Ex-Dodger Yasiel Puig faces new charge in sports betting investigation

Former Dodgers outfielder Yasiel Puig, who pulled out of a deal last year to plead guilty to lying to federal authorities in a sports betting investigation, has indicated he will fight the charges at trial after pleading not guilty Friday morning in a downtown Los Angeles courthouse.

After reneging on the plea deal, Puig, 32, now faces a charge of obstruction of justice in addition to the original charge of making false statements to federal officials, according to a superseding indictment.

For memory :

12:10 p.m. February 10, 2023An earlier version of this story stated that Puig would face trial on two counts of misrepresentation and one count of obstruction of justice. He faces one count each.

In November, the Cuban-born baseball player agreed to plead guilty to one count of making false statements and agreed to pay a fine of at least $55,000. He would have been eligible for probation under the agreement.

But weeks later, Puig pulled out of the plea deal.

“I want to clear my name,” Puig said in a Nov. 30 statement. “I should never have agreed to plead guilty to a crime I did not commit.”

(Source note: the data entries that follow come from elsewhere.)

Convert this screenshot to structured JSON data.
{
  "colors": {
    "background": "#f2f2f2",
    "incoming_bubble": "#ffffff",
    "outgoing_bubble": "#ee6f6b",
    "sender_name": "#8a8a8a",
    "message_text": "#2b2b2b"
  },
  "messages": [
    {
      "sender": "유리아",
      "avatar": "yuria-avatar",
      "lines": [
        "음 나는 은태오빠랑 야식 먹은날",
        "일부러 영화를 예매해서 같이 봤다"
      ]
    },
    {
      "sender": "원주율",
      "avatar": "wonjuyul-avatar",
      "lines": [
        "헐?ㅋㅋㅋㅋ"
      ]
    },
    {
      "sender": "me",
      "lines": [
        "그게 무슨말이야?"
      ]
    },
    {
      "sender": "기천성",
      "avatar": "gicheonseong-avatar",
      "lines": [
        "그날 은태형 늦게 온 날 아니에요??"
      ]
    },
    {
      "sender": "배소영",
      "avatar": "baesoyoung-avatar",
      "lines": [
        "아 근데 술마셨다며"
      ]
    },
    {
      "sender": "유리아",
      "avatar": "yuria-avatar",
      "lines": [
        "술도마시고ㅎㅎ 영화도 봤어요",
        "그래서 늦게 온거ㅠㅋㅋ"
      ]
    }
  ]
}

As part of the original plea agreement, federal prosecutors had agreed not to pursue a charge of obstruction of justice.

If found guilty of obstructing justice, Puig faces up to 10 years in prison. The count of false statements is liable to a maximum sentence of five years in prison.

Federal prosecutors pursued both charges after Puig declined to plead guilty in November, despite the previous agreement. Puig pleaded not guilty to both counts Friday at the Edward R. Roybal Federal Building.

Judge Pedro V. Castillo has set the trial date for April 25.

Federal authorities were investigating an illegal sports betting operation run by Wayne Nix, a former minor league baseball player who lives in Newport Beach, when Puig allegedly lied in interviews about his involvement, according to the original plea agreement.

Federal prosecutors say Puig lied when he told investigators in a January 27, 2022 interview that he never discussed betting with an unnamed agent working for Nix, described in the plea-only agreement. as “a former collegiate baseball player and private baseball player”. coach.” In fact, according to the government, Puig had incurred more than $280,000 in debt from sports bets placed with this agent in the first half of 2019.

After repaying part of the debt, according to the government, Puig made “899 bets on tennis, football and basketball matches” through an offshore website connected to the Nix ring.

There is no evidence in the plea agreement that Puig, who played for the Dodgers, Cincinnati Reds and Cleveland Indians during his Major League Baseball career, bet on baseball.

Puig’s attorney, Keri Axel, said in a November statement that “significant new evidence” prompted the withdrawal of the plea deal. Axel did not say in the statement what this new evidence might be, and she told The Times through a spokesperson, “We stand ready to share this information publicly in the appropriate forum and at the appropriate time. appropriate.”

However, during a court hearing earlier that month, she suggested that the messages left for Puig by the anonymous agent and his associate raised the possibility that Puig may have been set up.

Of the Zoom interview in which Puig allegedly lied to investigators, Axel said: “Mr. Puig, who has a third-grade education, had untreated mental health issues and did not have his own interpreter or criminal legal counsel with him.

A spokesperson for Puig declined to comment Friday at the courthouse, pointing to a press conference scheduled for Saturday afternoon in downtown Los Angeles.

Times writer Bill Shaikin contributed to this report.